Hi guys, after i got my Removable USB-Hard Disk i wanted to boot from it.
(It is a Samsung 40 Gb with a Tech-COM case i got from Chandni Chowk.)

Finally got it working. Here's how. I will try to keep it as short as possible.
and yes... this in written considering that newbies might want to boot from USB.

You are reading this tutorial here
*www.thinkdigit.com/forum/showthread.php?t=27025

These are the things I used. It should work for pendrives also and should work for any other linux also.

My 40Gb USB Hard Disk

Slax 5.1.0
*slax.linux-live.org/download.php

Syslinux Utility
*www.kernel.org/pub/linux/utils/boot/syslinux/syslinux-3.11.zip


First I made a 256Mb FAT16 partition on my HDD. Let us say this partition is X:\
Then Set it as active.
Right click My Computer > Manage > Disk management.
(you can make the partition here and set it active)

Now i extract the SLAX iso image in the newly created X:\ using Winrar
then copy the files "vmlinuz" and "initrd.gz" which are in the X:\boot directory to X:\
which means copy them one level up

Then I open the file isolinux.cfg in wordpad and remove wherever there in boot/ ahead of vmlinuz and initrd
so wherever there is "boot/vmlinuz" it becomes "vmlinuz"
and wherever there is "boot/initrd" it becomes "initrd"
(u can use the replace all in wordpad to do this instead of looking for.... in case u miss anything)
Save the file as syslinux.cfg

Extract the syslinux zip file somewhere
then open the command prompt
cd to the syslinux directory
cd once again to "win32" dorectory
then run 
...win32:\> syslinux.exe X: -f

Reboot and Enter the BIOS...
(usually pressing [del] or [F1] at the time of boot)
Set USB device as primary boot device.
Reebot and if everything was done properly it should boot from USB
This is assuming that ur BIOS supports booting from USB devices.


----------



## gary4gar (Apr 17, 2006)

what if we have to other softwares other than linux


----------



## Kniwor (Apr 17, 2006)

what other do u mean....  
if u would clarify...
u can get DOS...

a full install of windows or linux on removable drive is not useful as hardware changes will create probs...

bartPE can be put... but it is barely of any use Linux is much much mroe powerful than that......


----------



## Drizzling Blur (May 6, 2006)

Wow, thanks, pretty informative, USB of 40GB capacity is nice.


----------



## Kniwor (May 16, 2006)

and guys... it has taken time and effort to do this... if u copy-paste... give due credit


----------



## chesss (May 16, 2006)

> (It is a Samsung 40 Gb with a Tech-COM case i got from Chandni Chowk.


 Can you specify exactly where in chandni chowk(address) did you get it from and for how much?
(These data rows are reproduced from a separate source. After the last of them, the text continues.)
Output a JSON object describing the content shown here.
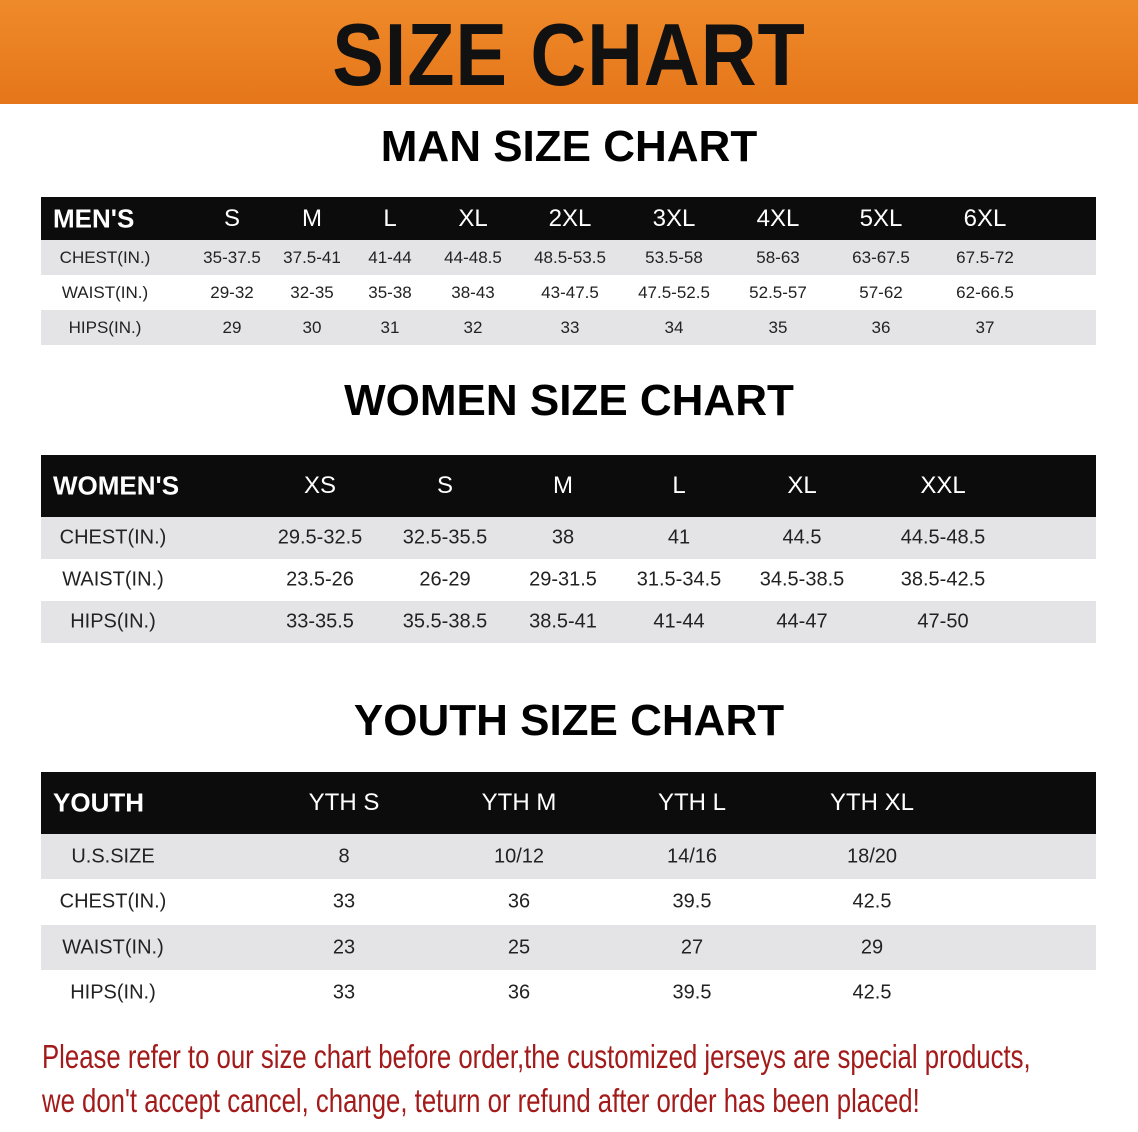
{
  "banner": {
    "title": "SIZE CHART",
    "color": "#e8801f"
  },
  "men": {
    "title": "MAN SIZE CHART",
    "header": [
      "MEN'S",
      "S",
      "M",
      "L",
      "XL",
      "2XL",
      "3XL",
      "4XL",
      "5XL",
      "6XL"
    ],
    "rows": [
      [
        "CHEST(IN.)",
        "35-37.5",
        "37.5-41",
        "41-44",
        "44-48.5",
        "48.5-53.5",
        "53.5-58",
        "58-63",
        "63-67.5",
        "67.5-72"
      ],
      [
        "WAIST(IN.)",
        "29-32",
        "32-35",
        "35-38",
        "38-43",
        "43-47.5",
        "47.5-52.5",
        "52.5-57",
        "57-62",
        "62-66.5"
      ],
      [
        "HIPS(IN.)",
        "29",
        "30",
        "31",
        "32",
        "33",
        "34",
        "35",
        "36",
        "37"
      ]
    ]
  },
  "women": {
    "title": "WOMEN SIZE CHART",
    "header": [
      "WOMEN'S",
      "XS",
      "S",
      "M",
      "L",
      "XL",
      "XXL"
    ],
    "rows": [
      [
        "CHEST(IN.)",
        "29.5-32.5",
        "32.5-35.5",
        "38",
        "41",
        "44.5",
        "44.5-48.5"
      ],
      [
        "WAIST(IN.)",
        "23.5-26",
        "26-29",
        "29-31.5",
        "31.5-34.5",
        "34.5-38.5",
        "38.5-42.5"
      ],
      [
        "HIPS(IN.)",
        "33-35.5",
        "35.5-38.5",
        "38.5-41",
        "41-44",
        "44-47",
        "47-50"
      ]
    ]
  },
  "youth": {
    "title": "YOUTH SIZE CHART",
    "header": [
      "YOUTH",
      "YTH S",
      "YTH M",
      "YTH L",
      "YTH XL"
    ],
    "rows": [
      [
        "U.S.SIZE",
        "8",
        "10/12",
        "14/16",
        "18/20"
      ],
      [
        "CHEST(IN.)",
        "33",
        "36",
        "39.5",
        "42.5"
      ],
      [
        "WAIST(IN.)",
        "23",
        "25",
        "27",
        "29"
      ],
      [
        "HIPS(IN.)",
        "33",
        "36",
        "39.5",
        "42.5"
      ]
    ]
  },
  "notice": {
    "line1": "Please refer to our size chart before order,the customized jerseys are special products,",
    "line2": "we don't accept cancel, change, teturn or refund after order has been placed!",
    "color": "#a31a1a"
  }
}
I wasn't aware of computer stuff being available in chandni chowk, except cds.


----------



## RCuber (May 17, 2006)

Good tut Kniwor , thanks a lot .


----------



## Kniwor (May 17, 2006)

chesss said:
			
		

> Can you specify exactly where in chandni chowk(address) did you get it from and for how much? I wasn't aware of computer stuff being available in chandni chowk, except cds.



lol... i guess chandni chowk is the best place to get stuff in kolkata...

i got it from jain computers... the prices have dropped.. since i got so u have to go and ask there, all the shopes are in biplabi streed, there are many of them...

i got a VIA casing which cost me 1050 but is mucch better than the tacj-com stuff, (it's manufactured by some vipower something but is VIA stuff)

It's a plastic casing, i got the cheap tech-com one earlier but replaced it with this one later....


----------